There are many factors that will be determined by the reason for sale. If succession is taking place, a sale price may be lower if the business is staying in the family. For this reason, there is no “rule of thumb” that can be used when selling a dental practice. Instead, it is up to the owner to ensure that the selling price is within an adequate range. With this said, there are general valuation forms that will need to be considered and that can be applied.

Business Liquidation

If a business is no longer going to be operated, the sale price will reflect this. If a dentist has gone bankrupt and can no longer afford to stay operational, liquidation may be the absolute best path to take. This will include the business’ assets and what they are currently worth. The goal behind liquidation is to sell the business’ assets as quickly as possible. Typically, this is done by lenders or owners that simply want to recuperate some of the money that has been lost.
If a dental office has not been profitable, this will be the appropriate form of valuation.

Income Based

Practices that have a steady stream of income every year will find that income-based valuations are often best suited to their needs. This is a total value that is based off of current or future income estimates. Typically, a capitalization rate is reduced from the total cost based on income. The income value may or may not be multiplied by 3 or more years to determine how much the buyer will have to pay.

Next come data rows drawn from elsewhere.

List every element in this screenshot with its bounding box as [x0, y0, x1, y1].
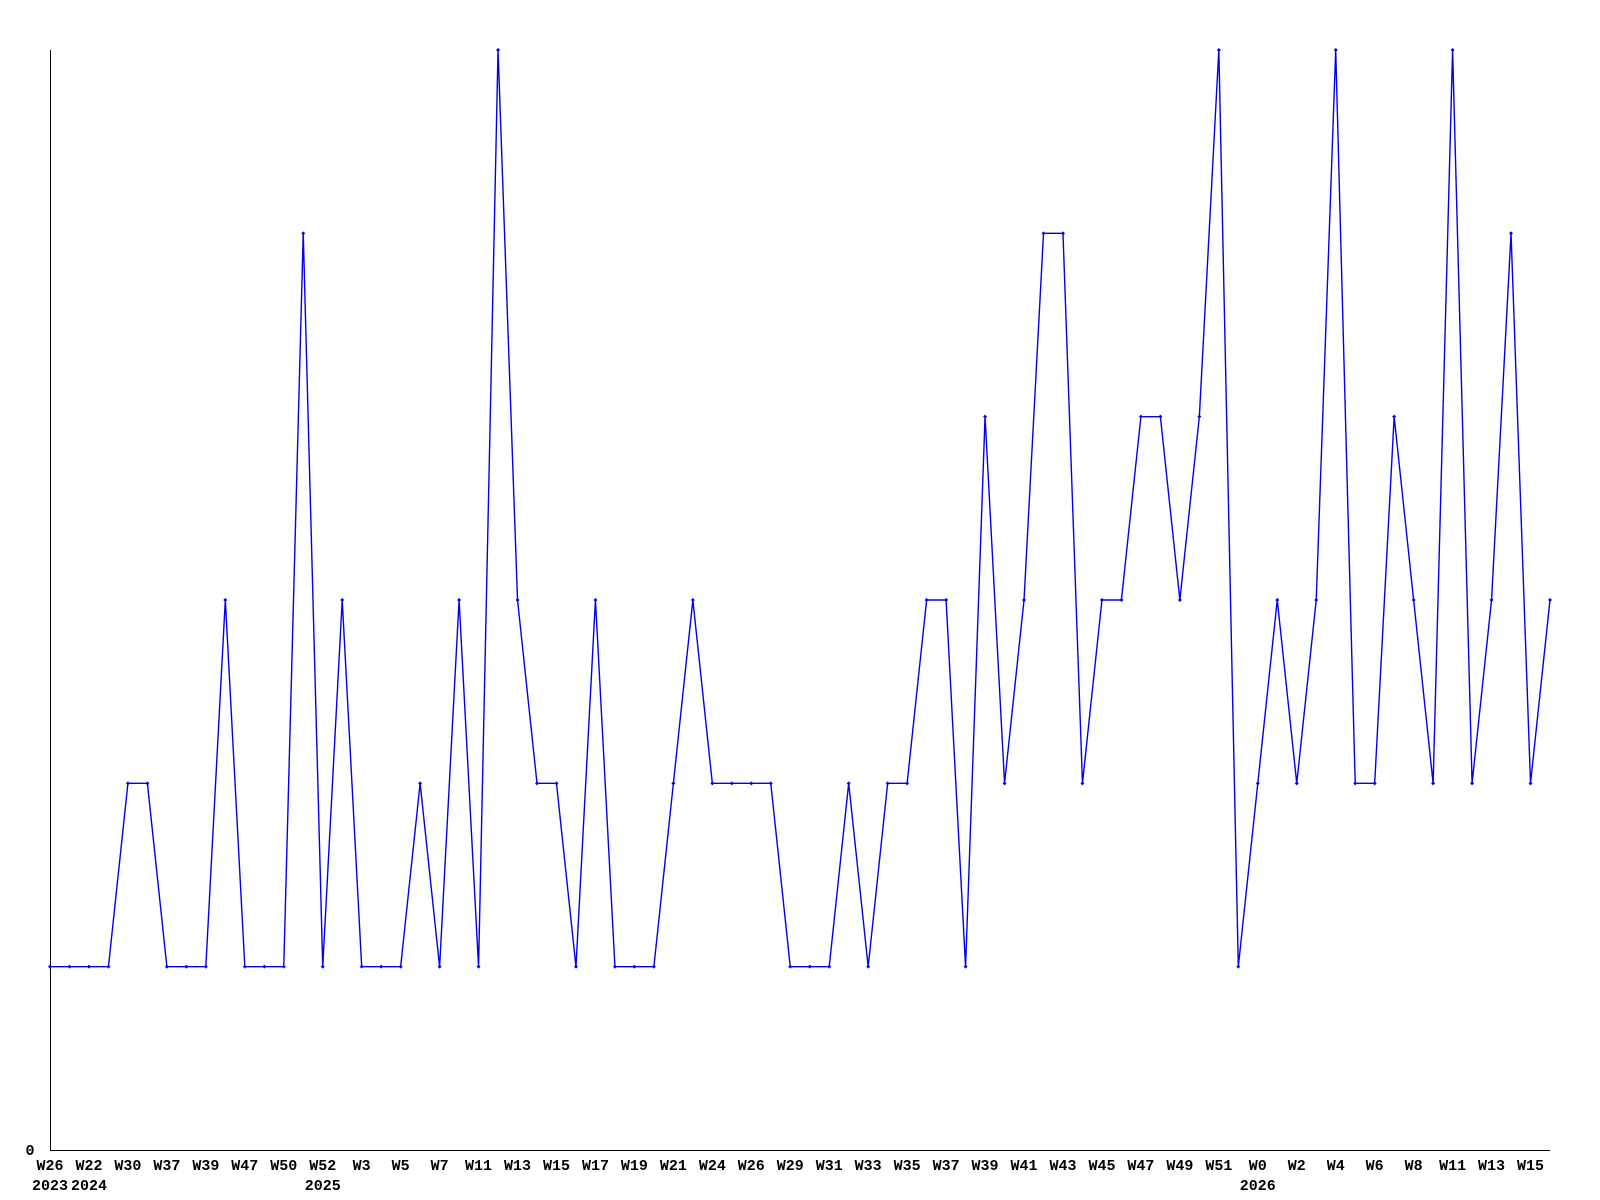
svg-text:W30: W30	[114, 1158, 141, 1175]
svg-text:W17: W17	[582, 1158, 609, 1175]
svg-text:2025: 2025	[305, 1178, 341, 1195]
svg-text:W19: W19	[621, 1158, 648, 1175]
svg-text:W8: W8	[1405, 1158, 1423, 1175]
svg-text:2023: 2023	[32, 1178, 68, 1195]
svg-text:W15: W15	[543, 1158, 570, 1175]
svg-text:W50: W50	[270, 1158, 297, 1175]
svg-text:W52: W52	[309, 1158, 336, 1175]
svg-text:2024: 2024	[71, 1178, 107, 1195]
svg-text:W39: W39	[192, 1158, 219, 1175]
svg-text:W47: W47	[231, 1158, 258, 1175]
svg-text:W7: W7	[431, 1158, 449, 1175]
svg-text:W37: W37	[153, 1158, 180, 1175]
svg-text:W31: W31	[816, 1158, 843, 1175]
svg-text:W47: W47	[1127, 1158, 1154, 1175]
svg-text:W39: W39	[972, 1158, 999, 1175]
svg-text:W49: W49	[1166, 1158, 1193, 1175]
svg-text:W21: W21	[660, 1158, 687, 1175]
svg-text:W43: W43	[1049, 1158, 1076, 1175]
svg-text:W2: W2	[1288, 1158, 1306, 1175]
svg-text:W51: W51	[1205, 1158, 1232, 1175]
svg-text:W45: W45	[1088, 1158, 1115, 1175]
svg-text:W0: W0	[1249, 1158, 1267, 1175]
svg-text:W5: W5	[392, 1158, 410, 1175]
svg-text:W13: W13	[1478, 1158, 1505, 1175]
svg-text:W15: W15	[1517, 1158, 1544, 1175]
svg-text:W4: W4	[1327, 1158, 1345, 1175]
svg-text:W26: W26	[738, 1158, 765, 1175]
svg-text:W22: W22	[75, 1158, 102, 1175]
svg-text:W24: W24	[699, 1158, 726, 1175]
svg-text:W41: W41	[1011, 1158, 1038, 1175]
svg-text:2026: 2026	[1240, 1178, 1276, 1195]
svg-text:W33: W33	[855, 1158, 882, 1175]
svg-text:W11: W11	[1439, 1158, 1466, 1175]
svg-text:W35: W35	[894, 1158, 921, 1175]
svg-text:W11: W11	[465, 1158, 492, 1175]
svg-text:W6: W6	[1366, 1158, 1384, 1175]
svg-text:W29: W29	[777, 1158, 804, 1175]
svg-text:0: 0	[25, 1143, 34, 1160]
svg-text:W37: W37	[933, 1158, 960, 1175]
svg-text:W13: W13	[504, 1158, 531, 1175]
svg-text:W3: W3	[353, 1158, 371, 1175]
svg-text:W26: W26	[36, 1158, 63, 1175]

Income based valuations are a standard in the industry and are the best course of action for a business owner that must sell, but does not know where the begin. This figure will be very difficult to determine in certain circumstances because of the name a dentist has made for themselves. If a dentist’s name has been tarnished because of legal action, income based valuations may not be viable.

Market Approach

The market approach is used in areas where many dentists work. If there are 20 dentists in a 5 mile radius, chances are that they all are doing fairly well. This means that if they sell their practice, their final selling price can be applied to your business’ valuation. While there may be other factors to add or reduce this cost, this is a great starting point that will allow a person to determine the general ballpark figure that they can expect for their business.

Considerations That Need to be Made

Understanding dental practice valuations also comes with a lot of key points that a person must consider. These points can either raise the value of a business or cause the value to drop considerably.

Property:
If a building and property come with a dental practice and it is not in the form of a rental, this will have a very positive effect on the overall valuation of the practice. This will be of high value to any potential buyers.

Reputation:
A dentist’s reputation has to be considered at all times. A world-renowned dentist may have a slew of patients based on their name alone. While this may sound great at first, if all of the clients leave when the dentist resigns, it will be a major loss to income potential.

Future Income:
A dental practice may have seen tremendous growth since they opened their doors. This is growth that can be predicted in the future if it has been steady. If a business has seen 10 percent growth every year over the past decade, there is a very good chance that they will see growth following the sale of the business. These figures can add to the valuation price.

Training:
Oftentimes, training can be included in the sales price and may even add to the valuation of a practice. If the current owner is willing to work with patients for a year during the transition, the price of the practice may rise dramatically. This allows for a bit of security on part of the buyer.

There are many factors that will go into the total valuation price of any business. Since dentists work closely with their patients, their overall reputation will also need to be considered. Oftentimes, a “do not compete” clause will be added so that a dentist cannot just start up another practice in the area. Since many dentists are self-practicing, a lot of the business’ value is the owner themselves.